Composite scores were calculated per hospital, per year. The composite score was entered in statistical models as a raw score, and the mortality difference across the central 50% of the composite index was ascertained. In total, 9,218 patients were included and were distributed across 14 hospitals. Composite scores demonstrated an inverse relationship with risk-adjusted inhospital mortality. From the 25th to the 75th percentile of each composite, mortality decreased by 11.99%, 13.58%, and 16.13% (p < 0.05).

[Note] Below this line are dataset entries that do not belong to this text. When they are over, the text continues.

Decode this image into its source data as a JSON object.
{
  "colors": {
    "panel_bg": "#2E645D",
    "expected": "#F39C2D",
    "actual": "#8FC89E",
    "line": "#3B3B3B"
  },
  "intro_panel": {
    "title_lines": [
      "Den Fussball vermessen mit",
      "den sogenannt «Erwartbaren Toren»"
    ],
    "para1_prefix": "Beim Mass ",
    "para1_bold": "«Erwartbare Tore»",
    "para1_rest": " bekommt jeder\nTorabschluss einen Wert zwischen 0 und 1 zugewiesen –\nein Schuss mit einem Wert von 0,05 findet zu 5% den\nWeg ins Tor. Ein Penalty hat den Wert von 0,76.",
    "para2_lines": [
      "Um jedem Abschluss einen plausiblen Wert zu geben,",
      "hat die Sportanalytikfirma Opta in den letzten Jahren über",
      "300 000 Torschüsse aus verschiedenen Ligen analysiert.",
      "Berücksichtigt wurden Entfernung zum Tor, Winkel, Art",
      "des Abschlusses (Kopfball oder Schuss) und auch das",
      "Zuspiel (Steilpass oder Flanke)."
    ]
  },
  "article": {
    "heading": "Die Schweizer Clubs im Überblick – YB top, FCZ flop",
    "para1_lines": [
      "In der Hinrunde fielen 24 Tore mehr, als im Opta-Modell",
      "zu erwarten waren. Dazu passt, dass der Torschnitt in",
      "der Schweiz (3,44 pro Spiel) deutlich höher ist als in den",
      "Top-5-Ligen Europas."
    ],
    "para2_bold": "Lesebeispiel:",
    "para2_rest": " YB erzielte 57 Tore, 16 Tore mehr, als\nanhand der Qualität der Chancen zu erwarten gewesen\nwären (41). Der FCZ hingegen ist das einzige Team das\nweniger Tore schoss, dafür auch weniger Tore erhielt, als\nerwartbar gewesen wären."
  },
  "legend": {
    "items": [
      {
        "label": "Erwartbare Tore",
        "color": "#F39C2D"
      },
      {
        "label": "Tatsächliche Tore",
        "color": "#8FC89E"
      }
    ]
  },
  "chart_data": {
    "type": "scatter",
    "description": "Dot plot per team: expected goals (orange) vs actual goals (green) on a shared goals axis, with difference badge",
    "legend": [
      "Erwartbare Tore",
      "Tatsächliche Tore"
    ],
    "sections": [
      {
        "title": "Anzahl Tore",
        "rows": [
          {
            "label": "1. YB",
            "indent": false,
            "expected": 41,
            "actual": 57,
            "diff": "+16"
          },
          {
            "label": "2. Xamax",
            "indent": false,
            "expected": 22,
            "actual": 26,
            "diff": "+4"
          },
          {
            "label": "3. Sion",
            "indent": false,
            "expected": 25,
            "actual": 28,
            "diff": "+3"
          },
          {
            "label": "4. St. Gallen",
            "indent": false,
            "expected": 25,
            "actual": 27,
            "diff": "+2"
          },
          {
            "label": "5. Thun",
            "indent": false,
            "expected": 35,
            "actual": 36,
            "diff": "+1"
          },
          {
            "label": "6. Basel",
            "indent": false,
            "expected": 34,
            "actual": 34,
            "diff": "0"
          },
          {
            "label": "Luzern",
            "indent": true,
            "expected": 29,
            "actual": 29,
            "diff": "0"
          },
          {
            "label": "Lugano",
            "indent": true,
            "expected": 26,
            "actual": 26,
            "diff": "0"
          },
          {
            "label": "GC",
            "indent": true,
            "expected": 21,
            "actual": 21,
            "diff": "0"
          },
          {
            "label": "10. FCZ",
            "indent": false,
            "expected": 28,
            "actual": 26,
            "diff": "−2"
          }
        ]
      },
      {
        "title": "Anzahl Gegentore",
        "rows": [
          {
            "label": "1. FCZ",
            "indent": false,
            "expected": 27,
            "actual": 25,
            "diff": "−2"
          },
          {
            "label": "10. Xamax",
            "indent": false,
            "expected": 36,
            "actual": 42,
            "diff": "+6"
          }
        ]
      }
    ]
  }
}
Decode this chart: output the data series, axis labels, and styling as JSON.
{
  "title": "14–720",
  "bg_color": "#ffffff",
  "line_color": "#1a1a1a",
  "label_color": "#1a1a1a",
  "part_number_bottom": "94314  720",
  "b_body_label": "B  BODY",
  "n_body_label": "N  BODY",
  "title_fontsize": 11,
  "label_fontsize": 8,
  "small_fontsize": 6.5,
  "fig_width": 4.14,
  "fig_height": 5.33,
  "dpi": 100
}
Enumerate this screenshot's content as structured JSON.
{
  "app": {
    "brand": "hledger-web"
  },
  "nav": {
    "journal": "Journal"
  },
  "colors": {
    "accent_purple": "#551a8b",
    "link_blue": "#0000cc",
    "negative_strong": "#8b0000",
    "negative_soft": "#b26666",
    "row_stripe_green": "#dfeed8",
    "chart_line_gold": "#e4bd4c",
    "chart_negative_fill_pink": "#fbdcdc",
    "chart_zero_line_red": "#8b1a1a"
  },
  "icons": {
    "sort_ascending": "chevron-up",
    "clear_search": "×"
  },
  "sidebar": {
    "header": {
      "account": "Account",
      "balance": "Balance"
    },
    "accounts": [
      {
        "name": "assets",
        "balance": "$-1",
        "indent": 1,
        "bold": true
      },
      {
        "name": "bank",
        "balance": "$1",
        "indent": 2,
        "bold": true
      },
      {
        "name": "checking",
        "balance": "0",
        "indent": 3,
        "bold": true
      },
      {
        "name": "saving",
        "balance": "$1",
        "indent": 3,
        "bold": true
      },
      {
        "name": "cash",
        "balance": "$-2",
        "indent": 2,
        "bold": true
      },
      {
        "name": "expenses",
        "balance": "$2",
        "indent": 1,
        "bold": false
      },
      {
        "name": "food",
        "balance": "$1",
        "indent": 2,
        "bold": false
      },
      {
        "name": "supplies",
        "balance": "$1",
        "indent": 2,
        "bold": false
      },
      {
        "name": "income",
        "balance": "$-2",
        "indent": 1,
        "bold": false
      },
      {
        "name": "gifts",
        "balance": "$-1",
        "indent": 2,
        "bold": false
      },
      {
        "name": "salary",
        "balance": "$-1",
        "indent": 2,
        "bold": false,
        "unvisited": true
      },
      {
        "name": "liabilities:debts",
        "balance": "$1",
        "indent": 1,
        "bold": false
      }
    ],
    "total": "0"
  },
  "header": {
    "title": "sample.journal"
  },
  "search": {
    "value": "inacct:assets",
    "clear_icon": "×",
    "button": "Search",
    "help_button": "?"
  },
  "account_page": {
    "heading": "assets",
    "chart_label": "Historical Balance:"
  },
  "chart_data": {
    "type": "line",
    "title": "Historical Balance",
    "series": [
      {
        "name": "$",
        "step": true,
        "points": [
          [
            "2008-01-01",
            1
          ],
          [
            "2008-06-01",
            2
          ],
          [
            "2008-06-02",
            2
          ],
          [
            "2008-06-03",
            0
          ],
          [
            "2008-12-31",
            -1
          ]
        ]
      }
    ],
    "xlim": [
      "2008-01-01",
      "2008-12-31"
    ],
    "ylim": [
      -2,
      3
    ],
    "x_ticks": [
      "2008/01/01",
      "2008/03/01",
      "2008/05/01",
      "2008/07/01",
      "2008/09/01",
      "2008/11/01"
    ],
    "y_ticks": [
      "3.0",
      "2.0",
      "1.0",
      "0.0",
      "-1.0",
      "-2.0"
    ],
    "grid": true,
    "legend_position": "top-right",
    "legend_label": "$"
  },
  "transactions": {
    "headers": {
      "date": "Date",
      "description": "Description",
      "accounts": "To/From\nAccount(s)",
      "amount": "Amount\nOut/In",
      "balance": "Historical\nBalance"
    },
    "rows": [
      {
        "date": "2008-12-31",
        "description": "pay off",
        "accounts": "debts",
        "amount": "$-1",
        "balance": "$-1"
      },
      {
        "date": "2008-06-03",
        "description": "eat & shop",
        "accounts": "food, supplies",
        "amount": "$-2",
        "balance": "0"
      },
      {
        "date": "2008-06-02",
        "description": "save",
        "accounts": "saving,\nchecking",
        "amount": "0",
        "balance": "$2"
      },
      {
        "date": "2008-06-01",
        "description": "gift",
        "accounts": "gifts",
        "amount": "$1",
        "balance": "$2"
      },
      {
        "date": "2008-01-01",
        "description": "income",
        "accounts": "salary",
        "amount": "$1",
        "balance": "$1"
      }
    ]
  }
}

Trauma composite indices demonstrate construct validity when used as measures of hospital level process and represent potentially useful methods of analyzing and reporting quality indicators.
探讨基于创伤指标制定的多种医院层面综合指数方法与住院死亡率之间的关联。
从维多利亚州创伤登记处(澳大利亚)和创伤审计与研究网络(英国)提取2001年1月至2006年12月的数据。探索了三种综合方法,包括两种基于分母的加权方法和一种因子分析技术。使用泊松回归模型研究综合指标与住院死亡人数之间的关联,并使用创伤损伤严重程度评分方法对每家医院的预期死亡人数进行调整。
每年计算每家医院的综合评分。综合评分以原始评分形式输入统计模型,并确定综合指数中间50%范围内的死亡率差异。总共纳入了9218名患者,分布在14家医院。综合评分与风险调整后的住院死亡率呈负相关。在每个综合指标的第25百分位数到第75百分位数之间,死亡率分别下降了11.99%、13.58%和16.13%(p<0.05)。
创伤综合指数在用作医院层面过程的衡量指标时显示出结构效度,是分析和报告质量指标的潜在有用方法。